With that, both Jasons separated. The second Jason followed the exact same path that Jason 934 had taken earlier. Jason 934 knew exactly where his past self would figure as a good place to stop and brace his rifle, because he’d already figured out the same thing himself.
Jason hiked a good ways down the ridge. He knew that the alpha minotaur had really sharp senses. He also remembered that the minotaur was upwind from him last time—if Jason made it all the way around, the beast would smell him.
He’d have to be ready. There was an excellent chance that the monster would hear him stumbling and snapping through the woods before he made it to the other side. It was nearly impossible to move completely silently, even with the snow.
Jason realized that he'd forgotten to warn the other to be careful about his shot placement. Jason 934 would be in the background of his past self's shot.
He hoped that the other him would re
alize the same thing.
Moving quietly through the woods along the slope over deadfall and carefully around big pine trees and snowy boulders, Jason made a big arc around to where he figured the minotaur would be hiding. It was lucky there was still so much snow. His boots made light crunching sounds whenever he tried to move too fast, but it was a hell of a lot better than snapping twigs and branches and kicking rocks loose.

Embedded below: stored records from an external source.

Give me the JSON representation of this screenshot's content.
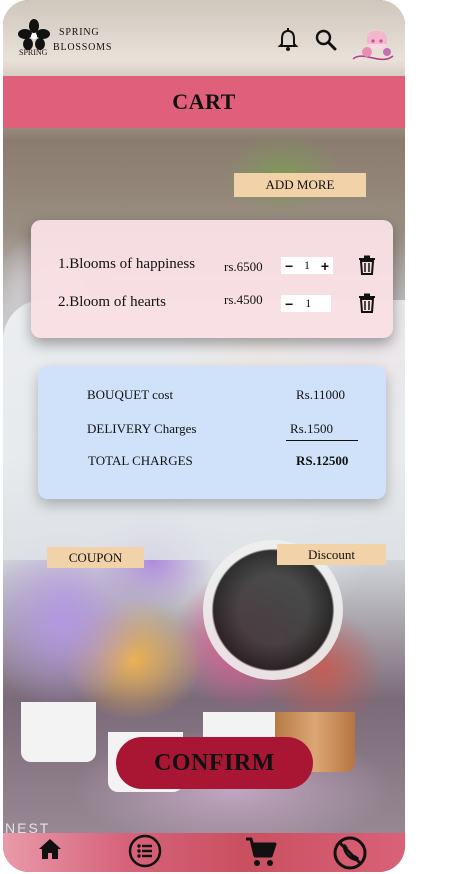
{
  "brand": {
    "name_line1": "SPRING",
    "name_line2": "BLOSSOMS",
    "mark_text": "SPRING"
  },
  "header": {
    "title": "CART"
  },
  "actions": {
    "add_more": "ADD MORE",
    "coupon": "COUPON",
    "discount": "Discount",
    "confirm": "CONFIRM"
  },
  "cart": {
    "items": [
      {
        "name": "1.Blooms of happiness",
        "price": "rs.6500",
        "qty": "1"
      },
      {
        "name": "2.Bloom of hearts",
        "price": "rs.4500",
        "qty": "1"
      }
    ]
  },
  "summary": {
    "bouquet_label": "BOUQUET cost",
    "bouquet_value": "Rs.11000",
    "delivery_label": "DELIVERY Charges",
    "delivery_value": "Rs.1500",
    "total_label": "TOTAL CHARGES",
    "total_value": "RS.12500"
  },
  "photo_text": "NEST",
  "icons": {
    "header": [
      "bell-icon",
      "search-icon",
      "avatar"
    ],
    "nav": [
      "home-icon",
      "list-icon",
      "cart-icon",
      "phone-icon"
    ]
  },
  "colors": {
    "header_bar": "#e0607b",
    "confirm": "#a81634",
    "tag": "#f2d2a8",
    "items_card": "#f8dfe4",
    "summary_card": "#cee1fa"
  }
}
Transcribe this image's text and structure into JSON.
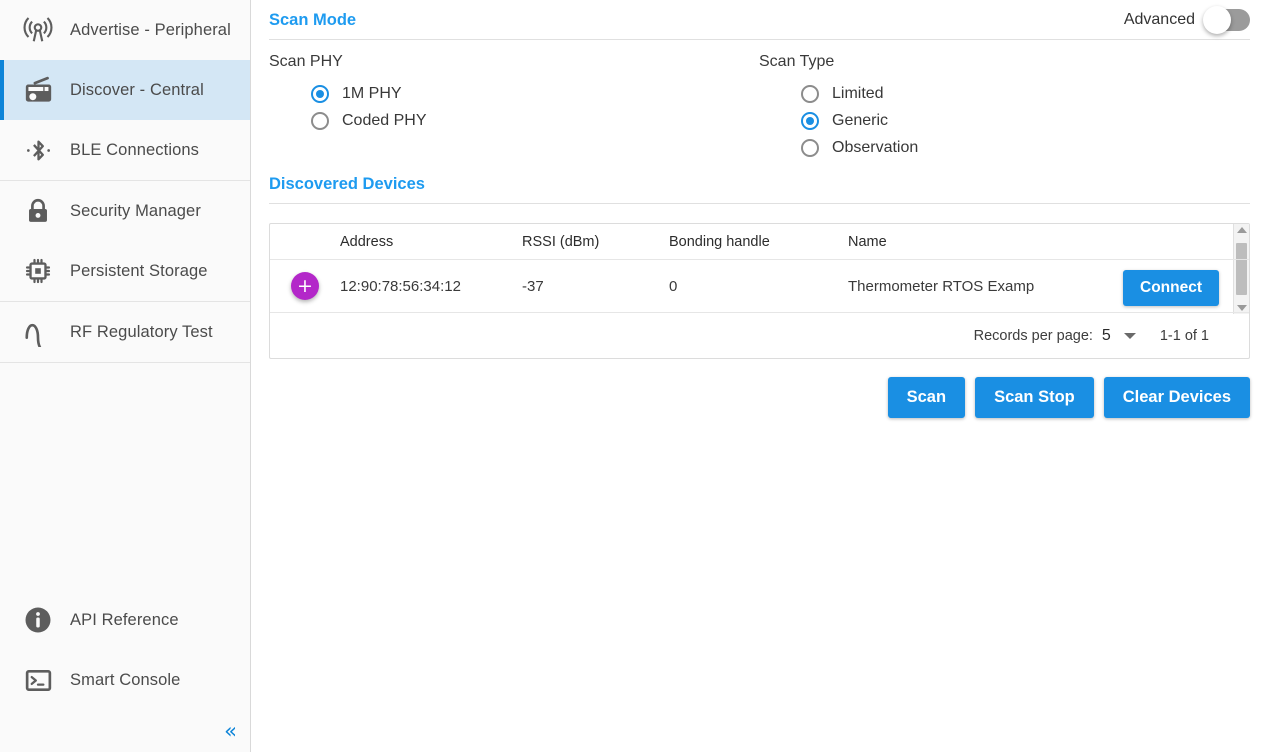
{
  "sidebar": {
    "groups": [
      {
        "items": [
          {
            "label": "Advertise - Peripheral",
            "icon": "antenna-broadcast-icon",
            "active": false
          },
          {
            "label": "Discover - Central",
            "icon": "radio-receiver-icon",
            "active": true
          },
          {
            "label": "BLE Connections",
            "icon": "bluetooth-icon",
            "active": false
          }
        ]
      },
      {
        "items": [
          {
            "label": "Security Manager",
            "icon": "padlock-icon",
            "active": false
          },
          {
            "label": "Persistent Storage",
            "icon": "chip-icon",
            "active": false
          }
        ]
      },
      {
        "items": [
          {
            "label": "RF Regulatory Test",
            "icon": "sine-wave-icon",
            "active": false
          }
        ]
      }
    ],
    "bottom_items": [
      {
        "label": "API Reference",
        "icon": "info-circle-icon"
      },
      {
        "label": "Smart Console",
        "icon": "terminal-icon"
      }
    ],
    "collapse_glyph": "«"
  },
  "main": {
    "scan_mode_title": "Scan Mode",
    "advanced_label": "Advanced",
    "advanced_on": false,
    "scan_phy": {
      "label": "Scan PHY",
      "options": [
        {
          "label": "1M PHY",
          "selected": true
        },
        {
          "label": "Coded PHY",
          "selected": false
        }
      ]
    },
    "scan_type": {
      "label": "Scan Type",
      "options": [
        {
          "label": "Limited",
          "selected": false
        },
        {
          "label": "Generic",
          "selected": true
        },
        {
          "label": "Observation",
          "selected": false
        }
      ]
    },
    "discovered_title": "Discovered Devices",
    "table": {
      "columns": [
        "Address",
        "RSSI (dBm)",
        "Bonding handle",
        "Name"
      ],
      "rows": [
        {
          "add_glyph": "+",
          "address": "12:90:78:56:34:12",
          "rssi": "-37",
          "bonding_handle": "0",
          "name": "Thermometer RTOS Examp",
          "action_label": "Connect"
        }
      ],
      "footer": {
        "records_per_page_label": "Records per page:",
        "records_per_page_value": "5",
        "range": "1-1 of 1"
      }
    },
    "actions": [
      {
        "label": "Scan"
      },
      {
        "label": "Scan Stop"
      },
      {
        "label": "Clear Devices"
      }
    ]
  },
  "colors": {
    "accent_blue": "#1e9bf0",
    "button_blue": "#1a8fe3",
    "active_nav_bg": "#d4e7f5",
    "active_nav_bar": "#0d84d8",
    "fab_purple": "#b327c9",
    "icon_gray": "#5d5d5d"
  }
}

Eventually—amazingly—Jason made it all the way around and he never managed to spook the monster!
Maybe it’s not there anymore, he thought. That actually made a lot more sense.

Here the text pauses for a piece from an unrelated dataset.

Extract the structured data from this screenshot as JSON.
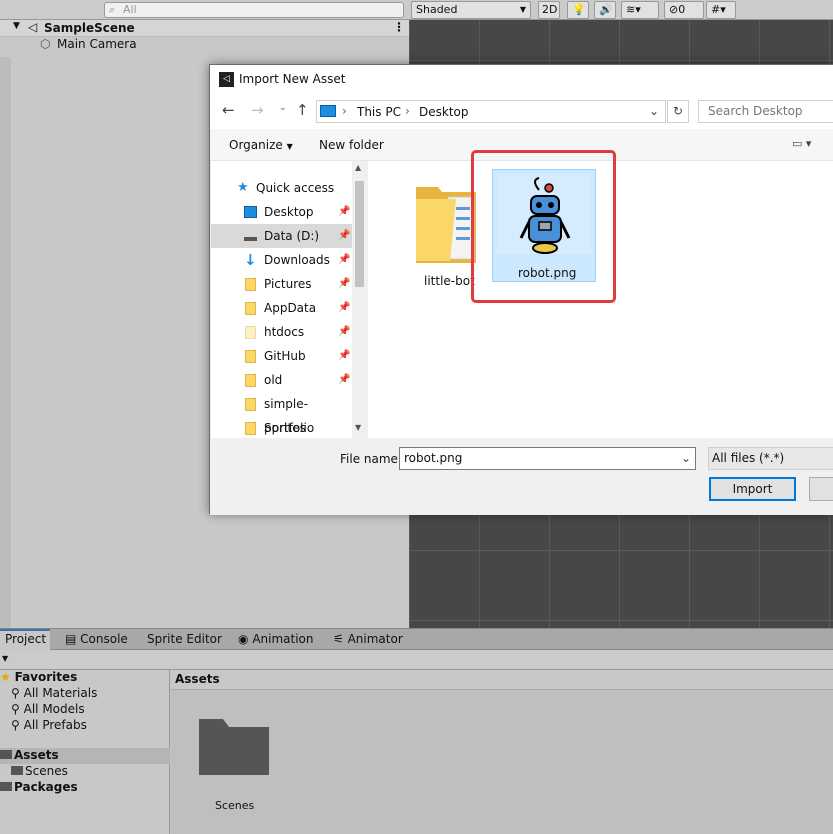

But as Jason steadily and slowly climbed the ridge—steam pouring from his mouth, which he kept wide open to quiet his breathing—he suddenly heard a low grunt from up in the trees between his position and the other Jason’s. His heart leapt into his throat and started pounding. Jason stared into the murky woods toward the clearing. Even though he couldn’t see the open slope or where his past self was hiding, he could definitely see the heavy, black form of the monster sitting just inside the tree line. The beast was perhaps fifty yards away.
How did it not notice him? Was it dying? Maybe Feeling faint and not paying attention?
The plan was working.
Jason smiled, and silently pulled his phone out. He unlocked the screen, and saw a text from himself to himself after the test message:
"In position. Are you okay? It’s been a while... :/"
He smirked and suppressed a chuckle, then responded:
"In position. Ready when you are. Don’t shoot me!"
Jason put his phone away, took aim, flicked off the safety, and waited...
The minotaur sat still, a huge, muscular lump of a silhouette occasionally moving its head. Jason could easily see the sharp lines of its horns move back and forth as the beast looked down at Ridgeview through the trees. It let out low, animal sounds from time to time.
Then the other Jason fired. The boom of his Rigby was tremendous—even from where Jason 934 was waiting—though it didn’t hurt his ears from here. A half-second later, there was a heavy, meaty thwack from the beast, and the alpha minotaur exploded to its feet with a grunt and a roar, snapping branches and sending snow flying!